By @jppope - 8 months
Love the story. The question for the author of course... what did you learn and how can you keep this from happening again
By @dbacar - 8 months
Since you were able to think and act, I would not call this mental breakdown. That kind of thing is very, very different.
By @hoseja - 8 months
I'm so glad I don't have to work with these byzantine JS monstrosities.
By @kayo_20211030 - 8 months
I feel your pain. Someone else shot me in the foot. No fun whatsoever.
By @begueradj - 8 months
That's a display of endeavour and persistence. Congratulations.
By @f1shy - 8 months
I would love to read from the author what are the lessonS learned.

Use better tools? Know better your tools?
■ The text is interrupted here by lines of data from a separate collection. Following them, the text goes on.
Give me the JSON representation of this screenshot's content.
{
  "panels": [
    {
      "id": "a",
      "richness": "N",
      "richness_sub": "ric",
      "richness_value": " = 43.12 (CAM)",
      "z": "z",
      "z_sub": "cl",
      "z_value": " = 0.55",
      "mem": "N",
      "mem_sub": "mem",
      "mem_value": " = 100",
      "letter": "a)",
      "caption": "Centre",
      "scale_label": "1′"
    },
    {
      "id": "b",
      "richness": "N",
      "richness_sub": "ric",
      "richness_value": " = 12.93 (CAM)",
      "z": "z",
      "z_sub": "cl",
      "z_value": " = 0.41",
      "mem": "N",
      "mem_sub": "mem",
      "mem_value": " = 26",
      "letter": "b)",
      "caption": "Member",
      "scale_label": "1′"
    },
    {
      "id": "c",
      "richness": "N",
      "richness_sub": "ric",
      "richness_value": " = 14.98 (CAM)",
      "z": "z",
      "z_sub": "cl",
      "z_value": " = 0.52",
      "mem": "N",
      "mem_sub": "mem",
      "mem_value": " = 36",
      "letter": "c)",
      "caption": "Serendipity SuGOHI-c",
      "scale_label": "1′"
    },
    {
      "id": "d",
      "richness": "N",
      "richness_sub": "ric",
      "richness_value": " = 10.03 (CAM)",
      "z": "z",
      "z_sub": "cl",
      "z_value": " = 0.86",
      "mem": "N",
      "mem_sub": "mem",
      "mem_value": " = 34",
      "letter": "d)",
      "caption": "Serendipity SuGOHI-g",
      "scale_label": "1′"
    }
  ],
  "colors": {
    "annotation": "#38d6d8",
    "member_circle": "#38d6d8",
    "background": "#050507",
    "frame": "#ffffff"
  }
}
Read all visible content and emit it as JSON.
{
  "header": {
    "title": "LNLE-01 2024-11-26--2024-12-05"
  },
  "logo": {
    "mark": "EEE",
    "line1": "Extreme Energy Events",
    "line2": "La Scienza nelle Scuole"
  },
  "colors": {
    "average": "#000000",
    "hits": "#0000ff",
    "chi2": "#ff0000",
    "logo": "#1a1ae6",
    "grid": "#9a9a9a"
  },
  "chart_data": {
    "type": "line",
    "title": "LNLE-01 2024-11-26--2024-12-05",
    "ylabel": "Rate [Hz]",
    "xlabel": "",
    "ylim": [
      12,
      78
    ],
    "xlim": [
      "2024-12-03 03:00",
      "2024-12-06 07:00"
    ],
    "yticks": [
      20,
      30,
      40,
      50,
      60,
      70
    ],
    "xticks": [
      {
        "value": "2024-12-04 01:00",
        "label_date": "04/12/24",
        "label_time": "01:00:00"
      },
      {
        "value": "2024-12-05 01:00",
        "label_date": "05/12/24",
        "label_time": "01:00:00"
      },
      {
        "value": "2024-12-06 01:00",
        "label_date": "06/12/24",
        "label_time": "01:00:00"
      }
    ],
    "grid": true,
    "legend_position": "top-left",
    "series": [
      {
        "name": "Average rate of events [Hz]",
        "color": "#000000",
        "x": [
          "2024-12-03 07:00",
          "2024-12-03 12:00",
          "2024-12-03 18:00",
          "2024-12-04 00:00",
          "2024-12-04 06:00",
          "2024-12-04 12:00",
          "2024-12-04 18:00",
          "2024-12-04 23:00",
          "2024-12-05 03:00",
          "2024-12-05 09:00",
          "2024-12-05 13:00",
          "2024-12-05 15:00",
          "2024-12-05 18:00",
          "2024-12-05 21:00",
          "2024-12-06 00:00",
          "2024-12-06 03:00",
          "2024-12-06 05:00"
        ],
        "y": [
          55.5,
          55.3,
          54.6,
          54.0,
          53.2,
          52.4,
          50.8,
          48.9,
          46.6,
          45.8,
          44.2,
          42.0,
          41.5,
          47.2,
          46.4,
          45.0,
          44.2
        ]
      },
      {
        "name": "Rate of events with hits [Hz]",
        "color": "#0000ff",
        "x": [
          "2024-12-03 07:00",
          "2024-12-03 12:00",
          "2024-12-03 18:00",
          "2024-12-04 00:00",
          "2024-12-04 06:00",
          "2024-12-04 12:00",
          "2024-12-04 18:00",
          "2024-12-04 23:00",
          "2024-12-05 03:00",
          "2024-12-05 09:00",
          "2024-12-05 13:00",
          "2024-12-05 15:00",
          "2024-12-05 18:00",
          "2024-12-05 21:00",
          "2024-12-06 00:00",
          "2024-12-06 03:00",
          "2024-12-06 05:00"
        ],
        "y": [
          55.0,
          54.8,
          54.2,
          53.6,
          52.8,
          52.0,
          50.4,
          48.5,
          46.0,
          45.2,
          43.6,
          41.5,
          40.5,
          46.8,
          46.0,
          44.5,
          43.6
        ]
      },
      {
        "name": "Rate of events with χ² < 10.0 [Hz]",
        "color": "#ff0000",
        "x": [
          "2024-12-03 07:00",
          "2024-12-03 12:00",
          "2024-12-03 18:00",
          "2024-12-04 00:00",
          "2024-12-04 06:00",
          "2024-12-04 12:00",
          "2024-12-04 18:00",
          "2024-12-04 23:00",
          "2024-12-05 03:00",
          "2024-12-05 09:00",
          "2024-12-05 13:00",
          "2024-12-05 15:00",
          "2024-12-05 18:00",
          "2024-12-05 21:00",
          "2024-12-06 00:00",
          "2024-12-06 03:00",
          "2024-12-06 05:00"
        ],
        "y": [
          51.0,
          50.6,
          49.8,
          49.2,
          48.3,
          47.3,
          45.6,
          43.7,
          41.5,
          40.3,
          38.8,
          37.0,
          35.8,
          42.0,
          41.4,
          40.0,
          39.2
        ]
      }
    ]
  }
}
Know better how to debug? Add yet another tool to detect the error?

In all big companies where I worked, at the end of such an event, it boiled down to answer the 3 questions: - what happened?

- why did it happen?

- what do we do so it does not ever happen again?

By @shadowgovt - 8 months
This also serves as a cautionary tale to small-business web people.

You can start a web service business solo (or with a small handful of folks). But the web doesn't shut down overnight, so either have a plan to get 24-hour support onboarded early or accept that you're going to lose a lot of sleep.

(And if you think that's fun, wait until you trip over a regulatory hurdle and you get to come out of that 2AM code-bash to a meeting with some federal or state agent at 9AM...)

By @dangoodmanUT - 8 months
write my own everything gang rise up
By @codexb - 8 months
Relevant [XKCD](https://xkcd.com/2347/)
By @tlarkworthy - 8 months
... and thats why you pin dependancies
By @sandspar - 8 months
Nice writing. Art can be useful for helping us cope.
By @misja111 - 8 months
"Maybe PostHog, I have the api_key blanked out locally to reduce costs"

Come on, if POST requests work locally and not on PROD, isn't this an obvious place to start?